OBJECTIVES: Major depressive disorder (MDD) contributes to a significant burden in the US, where it is the third leading cause of disability. For patients with MDD who benefit from anti-depressant therapies (ADTs), time to (and in) response or remission can vary greatly. Prior studies have indicated that those who experience response or remission earlier have better long-term MDD-related outcomes. This study sought to quantify the relationship between time to acute treatment-induced remission and the risk of relapse of MDD symptoms in the STAR*D trial (NCT00021528).

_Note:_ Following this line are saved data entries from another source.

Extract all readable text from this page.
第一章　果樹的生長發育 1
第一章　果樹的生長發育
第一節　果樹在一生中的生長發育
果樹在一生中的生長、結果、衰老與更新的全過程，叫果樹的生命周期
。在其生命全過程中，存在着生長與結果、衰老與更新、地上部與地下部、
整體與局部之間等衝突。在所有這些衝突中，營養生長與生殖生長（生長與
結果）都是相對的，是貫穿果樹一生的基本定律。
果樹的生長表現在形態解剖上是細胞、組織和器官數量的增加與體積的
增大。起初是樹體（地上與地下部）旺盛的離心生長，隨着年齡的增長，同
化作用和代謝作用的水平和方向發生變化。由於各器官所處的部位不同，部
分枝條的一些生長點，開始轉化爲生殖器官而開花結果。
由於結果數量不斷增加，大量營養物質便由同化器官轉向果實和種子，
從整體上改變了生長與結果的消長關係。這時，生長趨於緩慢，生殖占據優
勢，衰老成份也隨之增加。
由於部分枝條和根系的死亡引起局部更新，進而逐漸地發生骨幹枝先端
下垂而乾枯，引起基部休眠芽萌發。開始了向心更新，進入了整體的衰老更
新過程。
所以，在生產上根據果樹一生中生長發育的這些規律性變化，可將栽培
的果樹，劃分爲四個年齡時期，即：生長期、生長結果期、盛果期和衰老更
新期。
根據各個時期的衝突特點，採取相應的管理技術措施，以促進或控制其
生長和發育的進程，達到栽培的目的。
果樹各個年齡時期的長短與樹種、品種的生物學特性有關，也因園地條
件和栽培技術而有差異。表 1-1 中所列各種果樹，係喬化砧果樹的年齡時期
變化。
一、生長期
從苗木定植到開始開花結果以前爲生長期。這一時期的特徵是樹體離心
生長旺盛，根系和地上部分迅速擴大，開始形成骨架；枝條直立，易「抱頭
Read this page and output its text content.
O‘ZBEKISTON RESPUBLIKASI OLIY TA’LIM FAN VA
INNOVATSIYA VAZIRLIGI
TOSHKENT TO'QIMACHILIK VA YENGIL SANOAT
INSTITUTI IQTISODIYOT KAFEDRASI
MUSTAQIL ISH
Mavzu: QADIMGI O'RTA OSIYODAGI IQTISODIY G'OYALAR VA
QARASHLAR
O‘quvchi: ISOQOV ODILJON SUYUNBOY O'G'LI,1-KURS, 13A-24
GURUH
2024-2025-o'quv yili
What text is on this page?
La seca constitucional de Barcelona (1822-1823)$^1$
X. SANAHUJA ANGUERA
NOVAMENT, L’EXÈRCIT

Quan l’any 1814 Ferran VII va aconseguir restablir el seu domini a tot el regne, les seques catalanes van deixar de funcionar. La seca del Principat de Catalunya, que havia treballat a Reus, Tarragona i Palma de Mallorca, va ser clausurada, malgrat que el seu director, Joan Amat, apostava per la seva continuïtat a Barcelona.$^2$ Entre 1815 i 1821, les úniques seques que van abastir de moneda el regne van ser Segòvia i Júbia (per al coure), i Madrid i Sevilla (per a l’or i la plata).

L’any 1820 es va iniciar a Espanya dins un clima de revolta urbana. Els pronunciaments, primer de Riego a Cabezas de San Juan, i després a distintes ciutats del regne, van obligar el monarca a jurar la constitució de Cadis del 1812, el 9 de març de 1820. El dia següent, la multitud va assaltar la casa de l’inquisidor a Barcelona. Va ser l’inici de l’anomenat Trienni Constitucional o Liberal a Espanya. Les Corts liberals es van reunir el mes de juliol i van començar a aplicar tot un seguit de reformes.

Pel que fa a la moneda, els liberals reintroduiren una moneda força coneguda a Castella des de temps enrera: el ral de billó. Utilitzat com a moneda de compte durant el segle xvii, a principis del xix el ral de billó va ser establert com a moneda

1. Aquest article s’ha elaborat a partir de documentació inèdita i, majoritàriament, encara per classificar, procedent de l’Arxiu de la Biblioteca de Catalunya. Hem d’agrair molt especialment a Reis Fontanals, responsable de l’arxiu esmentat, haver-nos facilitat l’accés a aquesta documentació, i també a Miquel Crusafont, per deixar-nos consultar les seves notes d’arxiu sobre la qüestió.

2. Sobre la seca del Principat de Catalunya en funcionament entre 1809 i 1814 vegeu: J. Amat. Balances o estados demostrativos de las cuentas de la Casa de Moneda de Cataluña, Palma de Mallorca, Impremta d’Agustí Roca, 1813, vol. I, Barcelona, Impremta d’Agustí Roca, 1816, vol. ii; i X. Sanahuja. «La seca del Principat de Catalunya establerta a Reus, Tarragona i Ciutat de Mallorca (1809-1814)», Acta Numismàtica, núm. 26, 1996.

METHODS: The STAR*D dataset was analyzed to assess whether early remitters (i.e, patients experiencing remission ≤28 days following step start) exhibited reduced risk of a subsequent relapse during a 12-month naturalistic follow-up compared to late remitters (>28 days). A self-reported Quick Inventory of Depressive Symptomatology (QIDS-SR₁₆) score of ≤5 sustained until the end of any treatment step and a score of ≥11 during the 12-month follow-up defined remission and relapse, respectively. A hazard ratio quantifying the relationship between remission timing and risk of subsequent MDD relapse was estimated using Cox regression modeling, adjusted for patient’s age, treatment step, QIDS-SR₁₆ score at step start, and additional forward-selected demographic factors.

RESULTS: Among 1130 patients with MDD who achieved remission (n=231 early remitters; n=899 late remitters), a significantly greater proportion of late remitters (39.3%) relapsed during the 12-month follow-up phase compared to early remitters (24.7%, P<0.0001). Late remitters had a nearly 50% higher risk of relapse than early remitters during the 12-month follow-up phase (adjusted hazard ratio=1.48, P=0.01).

CONCLUSIONS: Patients in STAR*D who remitted earlier showed significantly reduced risk of relapse compared to those remitting later. These findings highlight the importance of quickly inducing remission– both for the immediate relief of symptoms and the improvement of long-term outcomes.